Although the two actors became real-life partners after filming together, there are only traces of that chemistry in this movie. It’s hard for any other character to compete with the attention the filmmakers have given Scodelario. Each of her scenes has a glitz of glamour, but the story is mostly too busy to highlight her specialness to allow her to connect with her co-stars. “Look at these girls… I don’t fit in here,” one gorgeous woman mused at a time as she looked at other gorgeous women. At the same time, she feels almost no discomfort when moving from convent to court, other than insisting that she doesn’t need makeup to look good.
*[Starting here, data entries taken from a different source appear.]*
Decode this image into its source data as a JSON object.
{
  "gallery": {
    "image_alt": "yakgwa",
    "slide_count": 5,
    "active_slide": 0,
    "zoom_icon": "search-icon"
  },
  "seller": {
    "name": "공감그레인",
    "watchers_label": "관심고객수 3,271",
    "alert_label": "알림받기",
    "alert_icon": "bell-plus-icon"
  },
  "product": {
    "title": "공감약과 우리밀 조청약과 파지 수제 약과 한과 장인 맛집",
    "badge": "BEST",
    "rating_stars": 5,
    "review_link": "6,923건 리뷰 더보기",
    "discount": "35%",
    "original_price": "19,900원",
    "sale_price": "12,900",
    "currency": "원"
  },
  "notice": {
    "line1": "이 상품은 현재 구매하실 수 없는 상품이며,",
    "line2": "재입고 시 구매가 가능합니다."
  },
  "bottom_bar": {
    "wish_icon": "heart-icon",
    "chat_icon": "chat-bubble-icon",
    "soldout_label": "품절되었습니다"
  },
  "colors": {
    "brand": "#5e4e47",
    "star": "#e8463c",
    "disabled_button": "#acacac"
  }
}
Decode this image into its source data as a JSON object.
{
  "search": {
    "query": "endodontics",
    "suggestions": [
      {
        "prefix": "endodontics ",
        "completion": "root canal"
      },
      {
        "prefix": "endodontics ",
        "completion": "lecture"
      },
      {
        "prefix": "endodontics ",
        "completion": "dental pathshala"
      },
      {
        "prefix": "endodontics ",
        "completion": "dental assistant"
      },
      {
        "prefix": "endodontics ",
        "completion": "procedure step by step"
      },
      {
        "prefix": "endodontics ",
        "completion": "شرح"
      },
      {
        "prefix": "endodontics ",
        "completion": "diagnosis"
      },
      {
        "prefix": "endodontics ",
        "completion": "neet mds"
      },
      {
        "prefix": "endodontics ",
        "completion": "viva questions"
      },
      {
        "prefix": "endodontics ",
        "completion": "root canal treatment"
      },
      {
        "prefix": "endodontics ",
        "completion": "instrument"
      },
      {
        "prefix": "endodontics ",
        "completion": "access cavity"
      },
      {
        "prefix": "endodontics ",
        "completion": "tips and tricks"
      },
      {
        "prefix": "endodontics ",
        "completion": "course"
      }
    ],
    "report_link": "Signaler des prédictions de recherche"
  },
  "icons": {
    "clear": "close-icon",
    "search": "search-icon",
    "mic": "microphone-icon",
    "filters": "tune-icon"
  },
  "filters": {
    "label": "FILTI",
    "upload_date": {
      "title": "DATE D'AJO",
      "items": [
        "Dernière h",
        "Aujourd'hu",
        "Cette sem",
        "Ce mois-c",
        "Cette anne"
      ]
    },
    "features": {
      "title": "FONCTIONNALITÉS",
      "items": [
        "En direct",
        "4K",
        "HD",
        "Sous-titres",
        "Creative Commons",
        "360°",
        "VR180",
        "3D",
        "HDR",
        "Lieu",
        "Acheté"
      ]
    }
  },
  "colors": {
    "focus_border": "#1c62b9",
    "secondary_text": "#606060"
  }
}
It’s understandable that the movie seems to fix its star at the expense of other characters. Scodelario really has a charm, which she has since shown in more engaging genres like Collect information and recently Resident Evil restart. Here, she’s stuck auditioning for future unlucky princess roles in a project that rarely shows the courage of its own absurdity. McNamara takes the material seriously, but there’s a calculation underneath – the final film lacks the cheerful, inattentive world-building of a gonzo blockbuster. (That omission is something else it shares with Seventh Son and 47 Ronin.) Even in the realm of children’s movies, it’s not engaging enough to act as more than a passing distraction with a few neat design touches. A movie where star-crossed lovers spend a lot of time brooding in a complicated mermaid’s cave would be a lot more enjoyable. The King’s Daughter.
The King’s Daughter premieres in theaters on January 21. Find tickets here.